I discovered Surrealism and avant-garde literature when I was a teenager, and it made me want to fashion out my own life in the image of Anaïs Nin and Simone de Beauvoir. I wanted to be just as fascinating with a touch of crazy as André Breton’s Nadja. Later, I tried to just be myself—which was already quite something!
As I prepared this 6th edition of Phénomena and jumped back into Surrealism and Dadaism, I realized that my vision has greatly changed from the days of my naïve youth. How those little Surrealist and Dadaist cockfights over the movement’s founder and the purity of its intentions seem ridiculous now!
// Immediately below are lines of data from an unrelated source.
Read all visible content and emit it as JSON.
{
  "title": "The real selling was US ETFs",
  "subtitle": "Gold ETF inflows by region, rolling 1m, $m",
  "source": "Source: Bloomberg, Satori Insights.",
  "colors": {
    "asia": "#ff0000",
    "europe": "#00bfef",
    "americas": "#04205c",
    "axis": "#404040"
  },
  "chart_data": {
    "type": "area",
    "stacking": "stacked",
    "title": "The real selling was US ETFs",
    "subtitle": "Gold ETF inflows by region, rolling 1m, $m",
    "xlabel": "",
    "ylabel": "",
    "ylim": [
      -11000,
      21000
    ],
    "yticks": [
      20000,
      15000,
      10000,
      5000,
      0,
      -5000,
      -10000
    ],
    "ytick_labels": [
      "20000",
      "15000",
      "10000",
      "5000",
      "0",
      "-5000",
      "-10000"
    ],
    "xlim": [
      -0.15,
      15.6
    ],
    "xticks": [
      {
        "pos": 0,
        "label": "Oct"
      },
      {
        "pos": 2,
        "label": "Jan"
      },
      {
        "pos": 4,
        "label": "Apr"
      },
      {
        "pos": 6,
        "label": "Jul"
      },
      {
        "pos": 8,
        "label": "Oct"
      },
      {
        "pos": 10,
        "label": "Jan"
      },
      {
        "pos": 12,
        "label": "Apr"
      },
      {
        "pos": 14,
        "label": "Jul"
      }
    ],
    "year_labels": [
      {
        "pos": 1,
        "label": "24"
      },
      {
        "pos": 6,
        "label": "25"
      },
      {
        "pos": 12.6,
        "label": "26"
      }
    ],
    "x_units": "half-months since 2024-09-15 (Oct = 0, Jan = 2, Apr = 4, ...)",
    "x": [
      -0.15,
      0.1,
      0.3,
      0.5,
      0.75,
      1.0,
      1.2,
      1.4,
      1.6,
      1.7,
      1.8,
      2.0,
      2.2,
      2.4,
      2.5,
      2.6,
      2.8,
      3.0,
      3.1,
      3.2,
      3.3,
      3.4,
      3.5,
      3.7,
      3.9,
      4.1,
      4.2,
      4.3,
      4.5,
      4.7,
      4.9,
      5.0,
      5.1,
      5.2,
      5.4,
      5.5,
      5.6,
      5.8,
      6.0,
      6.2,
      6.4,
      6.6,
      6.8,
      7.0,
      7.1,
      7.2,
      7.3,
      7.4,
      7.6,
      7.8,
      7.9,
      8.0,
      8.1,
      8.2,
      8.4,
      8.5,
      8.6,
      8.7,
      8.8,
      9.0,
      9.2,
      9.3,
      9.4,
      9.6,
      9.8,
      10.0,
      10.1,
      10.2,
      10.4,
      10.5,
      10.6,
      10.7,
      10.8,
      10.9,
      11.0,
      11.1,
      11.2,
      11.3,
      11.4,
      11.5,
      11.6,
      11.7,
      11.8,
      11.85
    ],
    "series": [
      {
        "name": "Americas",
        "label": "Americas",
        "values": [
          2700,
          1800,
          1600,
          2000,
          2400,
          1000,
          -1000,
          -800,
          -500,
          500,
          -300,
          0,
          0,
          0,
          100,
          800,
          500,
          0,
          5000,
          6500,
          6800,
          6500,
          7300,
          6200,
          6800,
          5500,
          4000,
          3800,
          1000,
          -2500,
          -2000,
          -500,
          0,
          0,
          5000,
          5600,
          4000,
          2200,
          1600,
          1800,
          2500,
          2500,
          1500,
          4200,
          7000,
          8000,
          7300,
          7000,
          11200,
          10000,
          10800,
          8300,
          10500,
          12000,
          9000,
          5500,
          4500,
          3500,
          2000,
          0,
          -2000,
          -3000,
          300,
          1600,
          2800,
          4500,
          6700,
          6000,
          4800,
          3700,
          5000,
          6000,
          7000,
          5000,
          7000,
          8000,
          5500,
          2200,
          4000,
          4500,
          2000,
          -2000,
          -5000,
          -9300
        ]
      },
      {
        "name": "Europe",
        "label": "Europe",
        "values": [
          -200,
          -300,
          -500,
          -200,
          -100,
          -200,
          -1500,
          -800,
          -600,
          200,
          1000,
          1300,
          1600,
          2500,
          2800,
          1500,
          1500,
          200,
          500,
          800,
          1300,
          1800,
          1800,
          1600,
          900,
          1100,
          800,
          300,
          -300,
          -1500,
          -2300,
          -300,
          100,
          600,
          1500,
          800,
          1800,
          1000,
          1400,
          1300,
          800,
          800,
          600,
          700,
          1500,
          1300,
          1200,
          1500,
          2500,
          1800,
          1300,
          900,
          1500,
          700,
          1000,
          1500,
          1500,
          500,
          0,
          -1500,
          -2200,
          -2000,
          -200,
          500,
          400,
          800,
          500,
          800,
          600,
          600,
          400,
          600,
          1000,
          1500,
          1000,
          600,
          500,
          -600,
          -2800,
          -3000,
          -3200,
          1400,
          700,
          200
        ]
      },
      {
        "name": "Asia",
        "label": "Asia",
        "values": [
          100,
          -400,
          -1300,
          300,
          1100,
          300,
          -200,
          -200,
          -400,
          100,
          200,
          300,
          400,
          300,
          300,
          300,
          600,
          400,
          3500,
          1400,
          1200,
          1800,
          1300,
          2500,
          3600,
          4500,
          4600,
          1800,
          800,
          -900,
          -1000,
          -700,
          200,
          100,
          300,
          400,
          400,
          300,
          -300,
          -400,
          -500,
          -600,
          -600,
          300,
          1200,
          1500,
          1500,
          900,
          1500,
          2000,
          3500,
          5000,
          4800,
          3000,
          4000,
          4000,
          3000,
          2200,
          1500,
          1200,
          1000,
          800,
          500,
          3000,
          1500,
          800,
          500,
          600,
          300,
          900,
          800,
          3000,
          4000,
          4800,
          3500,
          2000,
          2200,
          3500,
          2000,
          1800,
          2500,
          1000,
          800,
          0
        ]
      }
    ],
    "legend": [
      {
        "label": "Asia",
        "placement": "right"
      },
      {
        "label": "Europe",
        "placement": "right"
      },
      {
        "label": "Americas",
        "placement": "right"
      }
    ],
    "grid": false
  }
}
Not to mention how profoundly absent women are throughout the movements’ history—movements that have been so significant in the history of art!
If Woman was the subject par excellence of Surrealist literature, painting, and photography, women were not particularly welcome in the “boys club”. As for the Dadaists, the marvellous Hannah Höch managed to make a name for herself, but at the price of relentless persecution while enduring countless humiliations. And we know little about Emmy Hennings who, outside of being the wife of Hugo Ball, was an important performer in her own right at the renowned Cabaret Voltaire.
We have begun to place women back into their rightful position within art history, and we now have a much better understanding of the work of Frida Khalo and Hannah Höch. These extraordinary women are known for having loved passionately (and generously!) while pursuing their artistic crusade to create a world at once personal and poignant. I like to think that these women were, in their own way… filles électriques.